Die Band Pearl Jam mit Eddie Vedder (2. v.r.) Foto: Universal

Pearl Jam, Amerikas Grungeveteranen, bringen ihr neues Album „Gigaton“ heraus. Dreißig Jahre nach der Bandgründung zeigen sie sich der Historie verpflichtet.

Stuttgart - Gereift und ein wenig angegraut präsentieren sich die fünf Herren mittlerweile – aber warum auch nicht. Seit exakt dreißig Jahren sind die Amerikaner nun im Geschäft, alle anderen aus dem Metier des Grungerock – etwa Nirvana und Soundgarden – haben sie längst überlebt, allen Versuchen der Wegentwicklung von diesem Genre – wie sie etwa Alice in Chain oder die Foo Fighters vollzogen – haben sie treu widerstanden, die letzte Blutauffrischung ist sehr lange her – 1998 durch den „neuen“ Schlagzeuger Matt Cameron.

Alle bleiben sich treu

Ihre Fanbasis bleibt ihnen treu ergeben, auch wenn sie in drei Dekaden Bandgeschichte keinen einzigen Top-Ten-Hit zu verzeichnen hatten und seit sieben Jahren kein Album veröffentlicht hatten: die beiden für den Juni angesetzten und noch nicht verschobenen Konzerte in Frankfurt und Berlin waren binnen weniger Stunden ausverkauft. Und sie bleiben umgekehrt ihren Anhängern treu. Auf „Gigaton“, ihrem an diesem Freitag erscheinenden elften Studioalbum klingen die Mannen um den Sänger Eddie Vedder wie eh und je.

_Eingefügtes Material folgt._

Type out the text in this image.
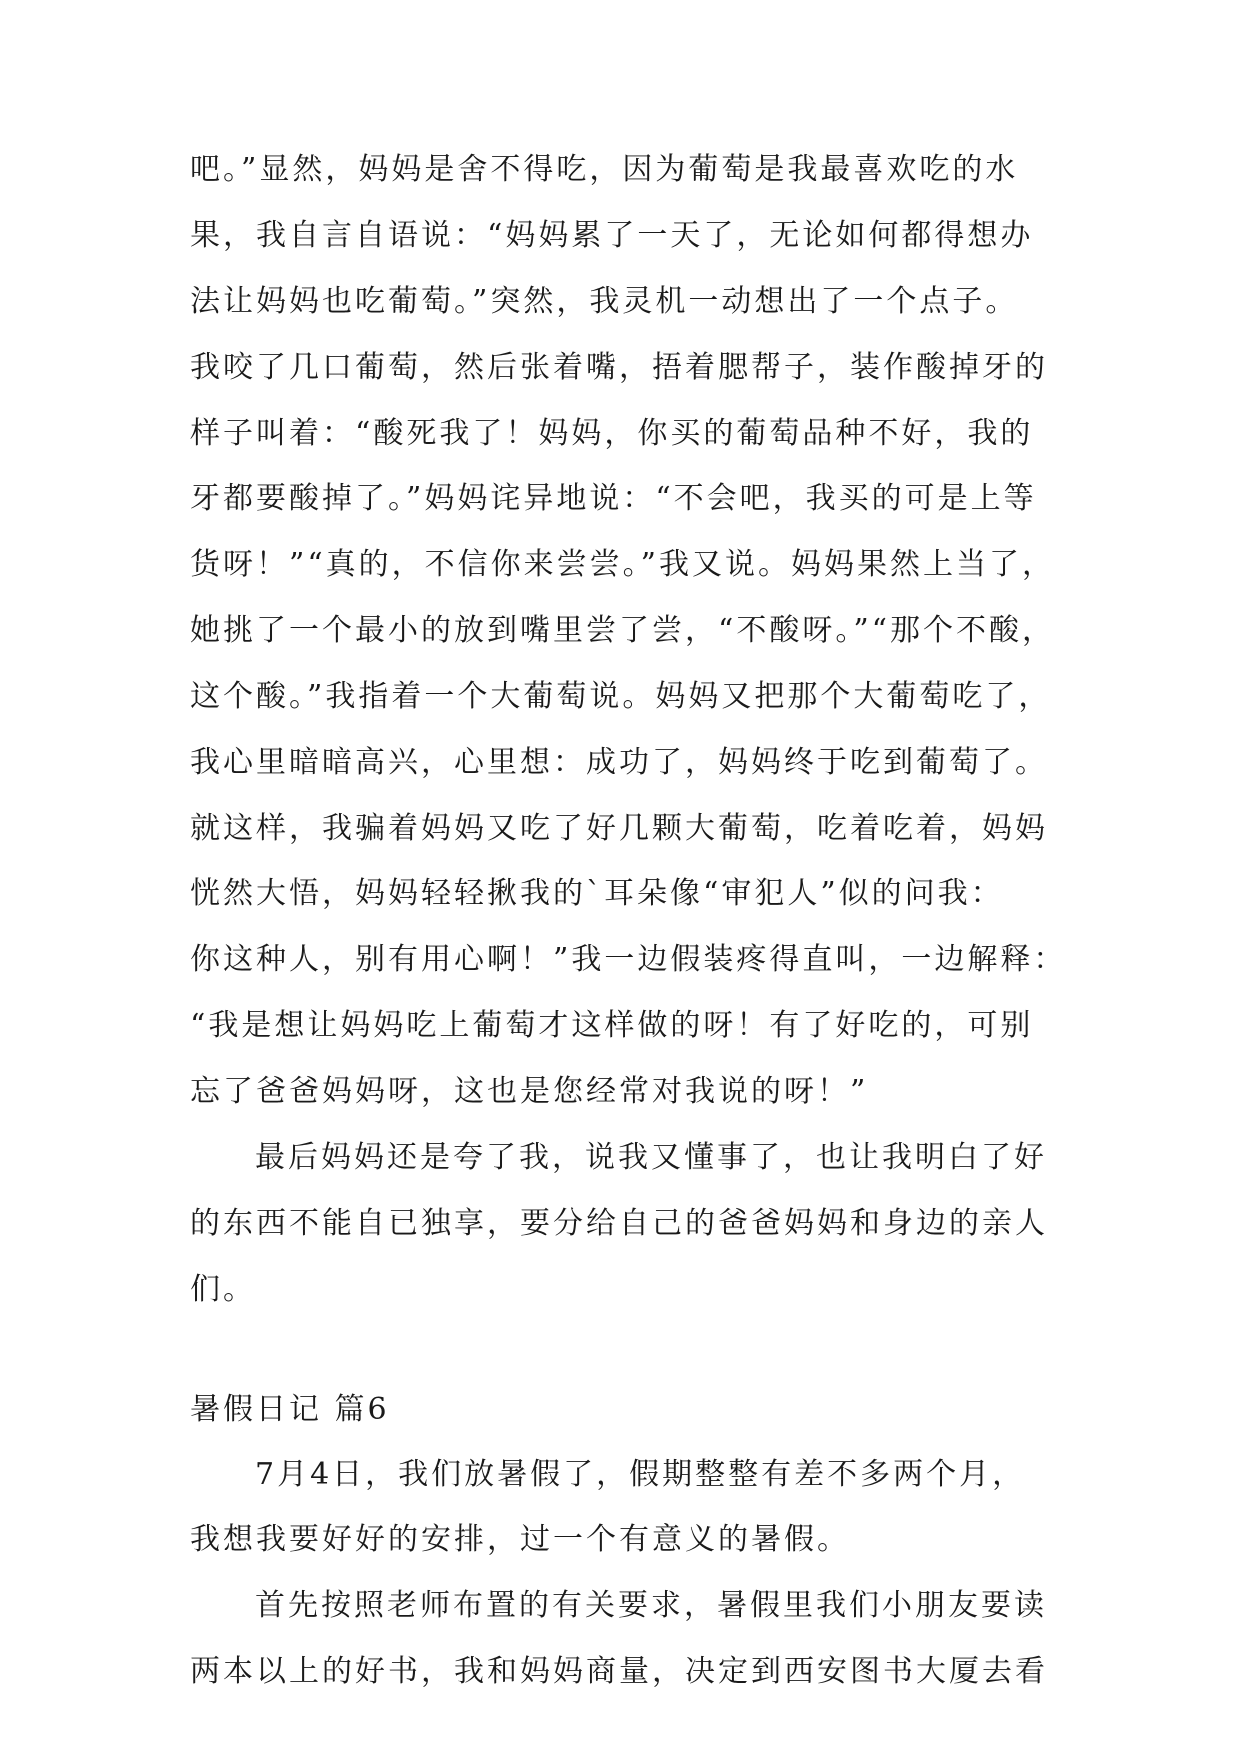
吧。”显然，妈妈是舍不得吃，因为葡萄是我最喜欢吃的水
果，我自言自语说：“妈妈累了一天了，无论如何都得想办
法让妈妈也吃葡萄。”突然，我灵机一动想出了一个点子。
我咬了几口葡萄，然后张着嘴，捂着腮帮子，装作酸掉牙的
样子叫着：“酸死我了！妈妈，你买的葡萄品种不好，我的
牙都要酸掉了。”妈妈诧异地说：“不会吧，我买的可是上等
货呀！”“真的，不信你来尝尝。”我又说。妈妈果然上当了，
她挑了一个最小的放到嘴里尝了尝，“不酸呀。”“那个不酸，
这个酸。”我指着一个大葡萄说。妈妈又把那个大葡萄吃了，
我心里暗暗高兴，心里想：成功了，妈妈终于吃到葡萄了。
就这样，我骗着妈妈又吃了好几颗大葡萄，吃着吃着，妈妈
恍然大悟，妈妈轻轻揪我的`耳朵像“审犯人”似的问我：
你这种人，别有用心啊！”我一边假装疼得直叫，一边解释：
“我是想让妈妈吃上葡萄才这样做的呀！有了好吃的，可别
忘了爸爸妈妈呀，这也是您经常对我说的呀！”
最后妈妈还是夸了我，说我又懂事了，也让我明白了好
的东西不能自已独享，要分给自己的爸爸妈妈和身边的亲人
们。
暑假日记 篇6
7月4日，我们放暑假了，假期整整有差不多两个月，
我想我要好好的安排，过一个有意义的暑假。
首先按照老师布置的有关要求，暑假里我们小朋友要读
两本以上的好书，我和妈妈商量，决定到西安图书大厦去看
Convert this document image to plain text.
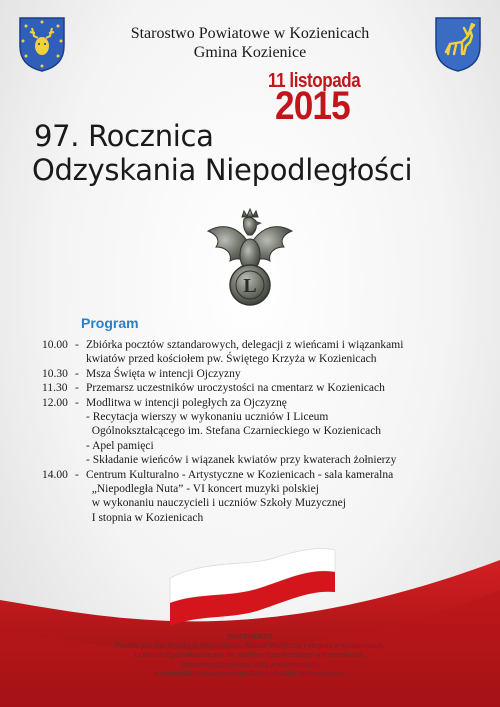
Starostwo Powiatowe w Kozienicach
Gmina Kozienice
11 listopada
2015
97. Rocznica
Odzyskania Niepodległości
L
Program
10.00 - Zbiórka pocztów sztandarowych, delegacji z wieńcami i wiązankami
kwiatów przed kościołem pw. Świętego Krzyża w Kozienicach
10.30 - Msza Święta w intencji Ojczyzny
11.30 - Przemarsz uczestników uroczystości na cmentarz w Kozienicach
12.00 - Modlitwa w intencji poległych za Ojczyznę
- Recytacja wierszy w wykonaniu uczniów I Liceum
Ogólnokształcącego im. Stefana Czarnieckiego w Kozienicach
- Apel pamięci
- Składanie wieńców i wiązanek kwiatów przy kwaterach żołnierzy
14.00 - Centrum Kulturalno - Artystyczne w Kozienicach - sala kameralna
„Niepodległa Nuta” - VI koncert muzyki polskiej
w wykonaniu nauczycieli i uczniów Szkoły Muzycznej
I stopnia w Kozienicach
PARTNERZY
Parafia pw. Św. Krzyża w Kozienicach, Szkoła Muzyczna I stopnia w Kozienicach,
I Liceum Ogólnokształcące im. Stefana Czarnieckiego w Kozienicach,
Jednostka Strzelecka 1412 w Kozienicach,
Kozienickie Stowarzyszenie Rekonstrukcji Historycznych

Das etwas folkige „Retrograde“ als vorletztes von zwölf Stücken, das ruhig-balladeske „River Cross“ mit einer dezenten Orgel und das gar ein wenig poppige „Superblood Wolfmoon“ gleich als zweites Lied sind die Ausnahmen, welche die Regel bestätigen – denn die restlichen neun Songs sind reinrassige Grungerocknummern der ganz alten Schule. Eine mächtige Gitarrengewitterfront zieht mit dem Opener „Who ever said“ ein, die Singleauskopplung „Dance of the Clairvoyants“ schielt tatsächlich ein klitzekleines bisschen in Richtung Dancefloor, mehrere Songs in der Mitte des Albums schlagen aber auch die mittelflotte Gangart an.

Erfahrung zahlt sich aus

Riesenüberraschungen stehen nicht zu erwarten, endlich mal ein Top-Ten-Hit ebenso wenig, und die große stilistische Wende schon dreimal nicht. Pearl Jam scheinen sich eher als Lordsiegelbewahrer einer lange vergangenen Zeit zu sehen, welche die Erinnerungen an ein dreißig Jahre altes Genre in der heutigen Zeit aufrecht erhalten wollen. Das ist auf jeden Fall redlich und aller Ehren wert, zumal sie ja nicht irgendeine Wald- und Wiesenband von einst sind, sondern die verbliebenen Chefs im Ring.

Das hört man „Gigaton“ auch an. Das Album ist sehr gut aufgenommen, es bietet zwölf Songs ohne einen einzigen Ausfall, hier musizieren fünf erfahrene Künstler auf hohem Niveau. Im allseitigen Interesse wünscht man sich von Herzen, dass sie in die Zukunft schauen und zumindest ihre Europakonzerte im Sommer geben können. Bis dahin liefert dieses Album einen Blick in die bewahrenswerte Historie – und spendet heilsamen Trost.